"The Exadata of today is in my opinion, RAC on steroids," Guyer said in an interview Tuesday, referring to Oracle's Real Application Clusters software. "Exadata has not been a great destination for consolidating dozens and dozens of database workloads because it doesn't have good virtualization."
"I would like to see an Exadata version that is capable of things like Solaris containers," allowing customers to run older database versions on Exadata, Guyer added. "Right now it's [database] 11g R2 only with no virtualization. That to me is where they need to go. They've got to make it so customers can slice and dice [Exadata's capacity] better. If the next version is just bigger, faster, stronger, it's kind of a non-announcement to me."
The smart money may be on a fairly splashy Exadata reveal from Oracle, either as part of an actual product launch or a statement of future direction.
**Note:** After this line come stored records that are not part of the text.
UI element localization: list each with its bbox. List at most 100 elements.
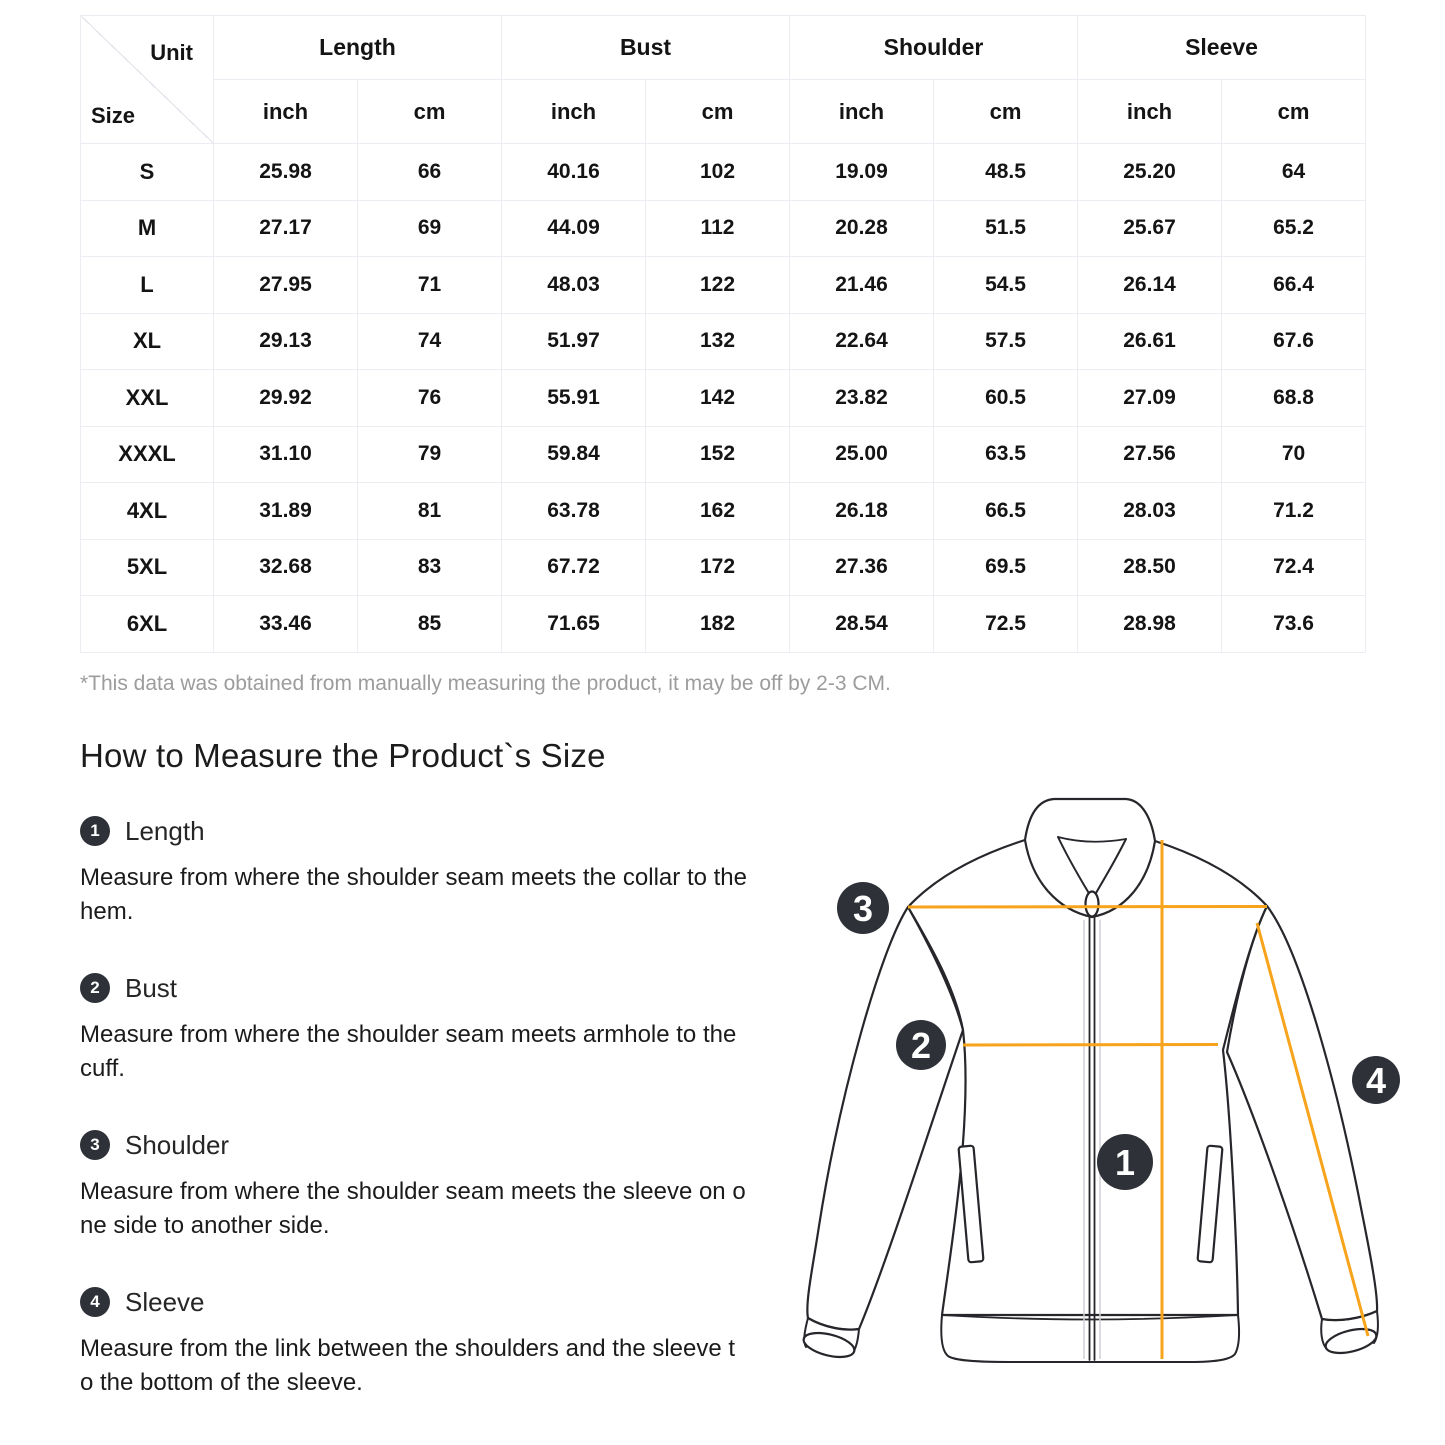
measurement-line-shoulder bbox=[907, 905, 1268, 909]
table-row: 5XL 32.68 83 67.72 172 27.36 69.5 28.50 72.4 bbox=[80, 538, 1367, 596]
measurement-cell: 26.61 bbox=[1077, 312, 1223, 370]
group-header-row: Unit Size Length Bust Shoulder Sleeve bbox=[80, 15, 1367, 144]
step-label: Shoulder bbox=[125, 1129, 230, 1160]
jacket-zipper bbox=[1088, 916, 1096, 1361]
measurement-cell: 85 bbox=[357, 595, 502, 653]
table-row: S 25.98 66 40.16 102 19.09 48.5 25.20 64 bbox=[80, 143, 1367, 201]
measurement-cell: 112 bbox=[645, 199, 790, 257]
measurement-cell: 79 bbox=[357, 425, 502, 483]
corner-cell: Unit Size bbox=[80, 15, 214, 144]
measurement-cell: 31.89 bbox=[213, 482, 358, 540]
column-group-bust: Bust bbox=[501, 15, 790, 80]
measurement-cell: 162 bbox=[645, 482, 790, 540]
jacket-measurement-diagram: 3 2 1 4 bbox=[795, 788, 1445, 1408]
jacket-left-sleeve bbox=[806, 905, 965, 1331]
size-label: L bbox=[80, 256, 214, 314]
table-row: M 27.17 69 44.09 112 20.28 51.5 25.67 65.2 bbox=[80, 199, 1367, 257]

That's because Oracle needs to raise customer interest in the "engineered systems" notion, upon which it is staking the hardware business acquired through the purchase of Sun Microsystems, rather than compete in the commodity server market.
Hardware revenues in Oracle's first quarter dropped 24 percent to $779 million, repeating a pattern of decline since the Sun deal closed. While Oracle has emphasized that Exadata, Exalogic and its other appliances are much more profitable than commodity servers, investors may soon become restless for the company to show top-line revenue growth in hardware.